In the book "Mama, Ph.D.," my essay that tells of the very nonlinear path I took into academia and parenthood, begins with the phrase “I woke up on the first day of classes, at my first tenure track job, and I didn’t know where I was.” I recall vividly the thought process I then went through, and can even picture the poster I looked at on the wall as I did so. I knew instinctively that I could not let anyone at my new job know that I was obviously losing my mind (although several students have since told me of having similar experiences after nights of intense celebrating.) I also knew that I needed to figure out where I was, and that my disorientation was more than my unfamiliarity with my new apartment. In a process of what economists would call “thinking on the margin”, where I weighed the costs and benefits of reaching out for help. I eventually decided to call my parents several states away, where my sister told me where I was and what I was doing there. “Oh, yah. I don’t teach today, do I?” was all I could say to her. I was lucky, since I did not need to teach that day, the day my brain tumor decided to make its presence known.

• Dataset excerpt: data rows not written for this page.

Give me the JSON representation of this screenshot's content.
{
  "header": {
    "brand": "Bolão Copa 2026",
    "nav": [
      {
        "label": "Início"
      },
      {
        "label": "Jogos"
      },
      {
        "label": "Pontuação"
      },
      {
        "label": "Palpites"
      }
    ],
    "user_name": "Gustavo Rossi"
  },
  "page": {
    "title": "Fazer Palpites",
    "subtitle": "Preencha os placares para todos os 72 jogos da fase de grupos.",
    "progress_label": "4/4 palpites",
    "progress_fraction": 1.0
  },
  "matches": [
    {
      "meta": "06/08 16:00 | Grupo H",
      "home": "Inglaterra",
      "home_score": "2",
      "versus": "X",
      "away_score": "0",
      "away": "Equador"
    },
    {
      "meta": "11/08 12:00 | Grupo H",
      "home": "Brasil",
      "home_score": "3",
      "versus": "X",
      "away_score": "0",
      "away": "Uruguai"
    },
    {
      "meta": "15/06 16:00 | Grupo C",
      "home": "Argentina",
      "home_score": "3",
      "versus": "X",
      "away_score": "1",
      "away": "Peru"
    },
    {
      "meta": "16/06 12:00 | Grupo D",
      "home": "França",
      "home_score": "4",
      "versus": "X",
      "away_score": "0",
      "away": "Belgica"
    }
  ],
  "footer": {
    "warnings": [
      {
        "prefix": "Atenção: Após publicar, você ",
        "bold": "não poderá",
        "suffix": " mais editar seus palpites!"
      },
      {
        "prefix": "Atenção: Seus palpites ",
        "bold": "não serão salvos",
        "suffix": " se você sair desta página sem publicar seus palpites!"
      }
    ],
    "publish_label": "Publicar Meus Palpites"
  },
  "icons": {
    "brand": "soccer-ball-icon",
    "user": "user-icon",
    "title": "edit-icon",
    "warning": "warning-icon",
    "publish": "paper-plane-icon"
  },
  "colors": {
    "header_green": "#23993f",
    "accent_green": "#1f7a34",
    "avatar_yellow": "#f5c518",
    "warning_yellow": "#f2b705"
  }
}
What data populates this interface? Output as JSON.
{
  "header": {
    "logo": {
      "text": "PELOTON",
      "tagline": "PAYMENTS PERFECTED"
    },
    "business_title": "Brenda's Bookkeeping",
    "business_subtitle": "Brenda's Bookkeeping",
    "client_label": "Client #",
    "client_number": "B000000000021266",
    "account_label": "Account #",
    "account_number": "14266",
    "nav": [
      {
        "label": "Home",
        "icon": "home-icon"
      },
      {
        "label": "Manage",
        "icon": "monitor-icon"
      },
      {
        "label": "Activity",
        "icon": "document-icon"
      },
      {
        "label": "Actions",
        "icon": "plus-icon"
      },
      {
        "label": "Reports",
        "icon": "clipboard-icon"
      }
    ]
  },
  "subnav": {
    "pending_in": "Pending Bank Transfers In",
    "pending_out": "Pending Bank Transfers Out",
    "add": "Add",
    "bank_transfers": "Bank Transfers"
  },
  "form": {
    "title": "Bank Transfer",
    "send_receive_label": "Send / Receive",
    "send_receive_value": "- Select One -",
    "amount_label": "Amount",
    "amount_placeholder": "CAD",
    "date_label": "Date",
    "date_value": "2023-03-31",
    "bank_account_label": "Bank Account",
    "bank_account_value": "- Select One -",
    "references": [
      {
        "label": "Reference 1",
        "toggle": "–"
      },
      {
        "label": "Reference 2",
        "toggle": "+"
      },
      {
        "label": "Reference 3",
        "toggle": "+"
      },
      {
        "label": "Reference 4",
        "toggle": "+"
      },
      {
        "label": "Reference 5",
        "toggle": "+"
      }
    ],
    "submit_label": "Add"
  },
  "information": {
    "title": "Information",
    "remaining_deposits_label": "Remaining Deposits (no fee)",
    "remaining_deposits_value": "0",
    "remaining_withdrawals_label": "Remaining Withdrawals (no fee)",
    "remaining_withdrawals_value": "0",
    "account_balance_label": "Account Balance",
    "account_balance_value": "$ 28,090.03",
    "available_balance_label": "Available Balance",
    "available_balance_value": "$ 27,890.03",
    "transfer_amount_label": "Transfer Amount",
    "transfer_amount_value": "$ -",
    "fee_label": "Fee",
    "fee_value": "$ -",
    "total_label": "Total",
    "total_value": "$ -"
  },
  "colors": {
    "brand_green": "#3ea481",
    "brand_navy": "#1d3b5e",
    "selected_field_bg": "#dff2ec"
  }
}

I thought of that experience when I read a recent essay  in Inside Higher Ed, along with its responses. The essay notes that academia is particularly unforgiving for those with mental or neurological illnesses. Much of our hiring process is based on situations that demand language and social skills that may be particularly challenging to very intelligent people with these conditions. A lively debate unfolded in the comments section of that article, with some saying that such interactions were a part of academia, and those without social skills should not expect entrance into that world. Others countered that academia is changing, and that these skills are less important than they were in the past. I wanted to add my “two cents” into the discussion, as both a parent who believes that every parent has the job of helping their children discover their own giftedness and as a person whose brain was temporarily assaulted by outside forces.
My colleagues in the Biology department tell me that diversity is important for the survival of a species. This is because we cannot always assume that the world will not change, or that characteristics that are advantageous today will also be advantageous tomorrow. This particularly applies to academia, which is changing rapidly with the advent of on-line courses and different delivery systems. In the midst of this evolution, we don’t know what skills will be necessary in the future, and which will not be. To dismiss a subset of people as not being suited for this evolving world is to limit ourselves to the way things are in the present, without regard for how different the future might be. Perhaps the university of the future will be especially suited for people with the kind of skills that are currently classified as “disabilities.”
I also want to point out that, with the help of health insurance (that started four days before the tumor was diagnosed) and an excellent hospital, I was able to recover from the run-in with a brain tumor, and, despite needing to take some anti-seizure medicine, live a very typical life (I have not gotten lost in my own home anytime since.) Although I was clearly not going to earn tenure at that first job, I found another job that in many ways is more suited for me. Also, as some in the discussion have alluded to, the status of being “disabled” is a very fluid one, one that can change from day to day. Many of us who think of ourselves as being healthy (as I did, all through grad school, as a tumor the size of an orange grew in my head) are only a thin line away from being in the ranks of the disabled, while those who are disabled (as I was, for quite some time as I recovered) are capable of someday being very productive.
I recall one theology professor from college saying something along the lines of “it is the nature of the beast not to make it.” In the end, we will all be disabled, in some way, and in the end, there will be a final disability that will draw our lives to a close. When thought of that way, the line between (healthy) “us” and (disabled) ”them” is only a temporary one, and not worthy of much thought. What IS worthy of thought, however, is the question of how academia can create a just world for all its stakeholders, students as well as faculty, administrators and staff, where we can all productively pursue the goal of uncovering and passing on knowledge.
And what kind of world should that be? I propose that, in the tradition of the philosopher Rawls, it is a world that we would like to see our children grow up in, without knowing, ahead of time, just who they will be or what we will discover their particular giftedness to be.